For instance, Walia of Kotak Securities expects Jet Airways to generate an estimated free cash flow of Rs5,500 crore in fiscal years 2011-13. The carrier had a total debt of Rs13,737 crore as on 30 September.
However, some sceptics said that ambitious plans to add to fleet strength could be a threat to sustained profitability.
“Gross overcapacity in the making can be the main villain for Indian airlines’ profitability prospects,” said Hormuz P. Mama, an expert in the aviation business who writes for leading international aviation magazines.
He said IndiGo alone would be adding some 15 planes a year to its fleet while rival airline SpiceJet has also opted for 30 more Boeing 737s and 15 Bombardier Q4 planes with 15 options.
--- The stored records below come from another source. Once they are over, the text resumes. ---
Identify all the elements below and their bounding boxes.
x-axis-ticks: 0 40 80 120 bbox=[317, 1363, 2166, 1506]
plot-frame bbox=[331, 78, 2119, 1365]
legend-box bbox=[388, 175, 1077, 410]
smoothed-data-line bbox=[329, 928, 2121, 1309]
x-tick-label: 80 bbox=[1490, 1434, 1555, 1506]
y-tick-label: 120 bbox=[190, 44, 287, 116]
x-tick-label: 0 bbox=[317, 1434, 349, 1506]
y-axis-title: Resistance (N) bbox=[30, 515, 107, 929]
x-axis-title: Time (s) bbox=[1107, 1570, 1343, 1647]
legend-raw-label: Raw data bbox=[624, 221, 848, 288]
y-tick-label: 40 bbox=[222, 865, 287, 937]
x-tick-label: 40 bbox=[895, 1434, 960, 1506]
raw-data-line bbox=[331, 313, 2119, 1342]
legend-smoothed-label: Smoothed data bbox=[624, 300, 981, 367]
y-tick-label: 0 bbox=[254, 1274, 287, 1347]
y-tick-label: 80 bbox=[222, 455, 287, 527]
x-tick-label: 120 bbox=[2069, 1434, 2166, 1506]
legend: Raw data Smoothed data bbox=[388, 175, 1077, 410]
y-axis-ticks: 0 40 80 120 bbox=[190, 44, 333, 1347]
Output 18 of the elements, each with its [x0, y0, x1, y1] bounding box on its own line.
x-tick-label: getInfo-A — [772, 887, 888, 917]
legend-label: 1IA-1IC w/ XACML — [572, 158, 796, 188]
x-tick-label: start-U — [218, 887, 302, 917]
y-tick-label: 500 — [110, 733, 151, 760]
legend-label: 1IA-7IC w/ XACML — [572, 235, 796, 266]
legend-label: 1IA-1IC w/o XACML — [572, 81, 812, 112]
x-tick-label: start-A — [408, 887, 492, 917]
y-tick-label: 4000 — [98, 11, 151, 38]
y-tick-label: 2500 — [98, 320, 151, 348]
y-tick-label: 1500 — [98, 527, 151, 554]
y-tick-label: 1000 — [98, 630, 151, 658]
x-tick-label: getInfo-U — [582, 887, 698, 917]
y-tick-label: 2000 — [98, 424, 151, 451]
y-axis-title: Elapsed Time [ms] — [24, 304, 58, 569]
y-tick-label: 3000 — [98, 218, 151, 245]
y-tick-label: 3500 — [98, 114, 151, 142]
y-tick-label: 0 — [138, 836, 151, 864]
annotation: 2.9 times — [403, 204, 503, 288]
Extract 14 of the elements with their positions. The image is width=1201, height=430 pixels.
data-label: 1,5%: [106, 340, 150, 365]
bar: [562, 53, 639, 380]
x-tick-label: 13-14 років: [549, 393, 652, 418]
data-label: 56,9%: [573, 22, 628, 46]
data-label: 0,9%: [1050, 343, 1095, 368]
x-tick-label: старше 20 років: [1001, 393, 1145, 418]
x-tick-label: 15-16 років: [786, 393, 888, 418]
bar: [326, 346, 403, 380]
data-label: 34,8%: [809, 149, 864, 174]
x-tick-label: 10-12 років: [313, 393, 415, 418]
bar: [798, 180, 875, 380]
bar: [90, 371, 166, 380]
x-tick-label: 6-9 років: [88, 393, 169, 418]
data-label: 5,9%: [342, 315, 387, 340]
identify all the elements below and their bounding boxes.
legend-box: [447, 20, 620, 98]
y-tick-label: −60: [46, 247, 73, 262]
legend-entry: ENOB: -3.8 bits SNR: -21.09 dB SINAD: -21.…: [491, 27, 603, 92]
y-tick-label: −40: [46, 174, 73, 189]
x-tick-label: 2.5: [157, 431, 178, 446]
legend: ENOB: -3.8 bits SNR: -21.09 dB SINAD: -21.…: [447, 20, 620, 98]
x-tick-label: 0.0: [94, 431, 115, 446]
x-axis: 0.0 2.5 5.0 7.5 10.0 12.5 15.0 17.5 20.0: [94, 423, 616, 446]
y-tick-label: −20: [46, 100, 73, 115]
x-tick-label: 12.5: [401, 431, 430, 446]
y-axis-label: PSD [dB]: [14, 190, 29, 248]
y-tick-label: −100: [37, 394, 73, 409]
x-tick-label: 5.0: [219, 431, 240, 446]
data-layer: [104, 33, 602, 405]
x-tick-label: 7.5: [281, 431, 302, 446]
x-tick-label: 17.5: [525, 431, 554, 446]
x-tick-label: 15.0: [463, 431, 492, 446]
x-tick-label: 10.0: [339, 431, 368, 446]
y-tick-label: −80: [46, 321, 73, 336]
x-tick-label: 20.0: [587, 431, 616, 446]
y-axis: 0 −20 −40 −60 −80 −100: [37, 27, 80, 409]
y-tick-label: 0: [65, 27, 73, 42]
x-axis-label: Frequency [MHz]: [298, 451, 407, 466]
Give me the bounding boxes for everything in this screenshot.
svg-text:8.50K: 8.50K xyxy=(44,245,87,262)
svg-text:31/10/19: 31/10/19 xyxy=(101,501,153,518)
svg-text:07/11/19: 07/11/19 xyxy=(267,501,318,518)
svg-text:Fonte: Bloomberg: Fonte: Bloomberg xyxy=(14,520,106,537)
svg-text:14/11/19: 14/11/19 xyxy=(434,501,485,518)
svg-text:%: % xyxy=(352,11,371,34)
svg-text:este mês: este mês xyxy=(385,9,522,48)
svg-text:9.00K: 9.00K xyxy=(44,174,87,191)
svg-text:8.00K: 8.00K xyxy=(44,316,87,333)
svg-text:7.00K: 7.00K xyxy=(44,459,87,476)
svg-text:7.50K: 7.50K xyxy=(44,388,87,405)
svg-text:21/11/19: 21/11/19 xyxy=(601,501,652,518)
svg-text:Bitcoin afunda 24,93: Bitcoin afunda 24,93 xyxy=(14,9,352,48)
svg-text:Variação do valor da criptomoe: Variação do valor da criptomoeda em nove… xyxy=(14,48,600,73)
On 2 December, Mint had reported that Air India has unexpectedly decided to augment its 148-strong fleet by leasing 57 planes as it pushes to boost capacity amid a boom in the country’s air travel market.
Jet Airways is adding six smaller planes and two mid-sized planes in this fiscal while it is looking at having six mid-sized planes to its fleet by leasing in.
Kingfisher Airlines is also in the process of adding capacity, bringing all of its 13 grounded planes back in flying before April 2011.
“Possibly, this fiscal will be profitable year for Indian airlines. The market would be flooded if airlines opt for adding more,” Mama said.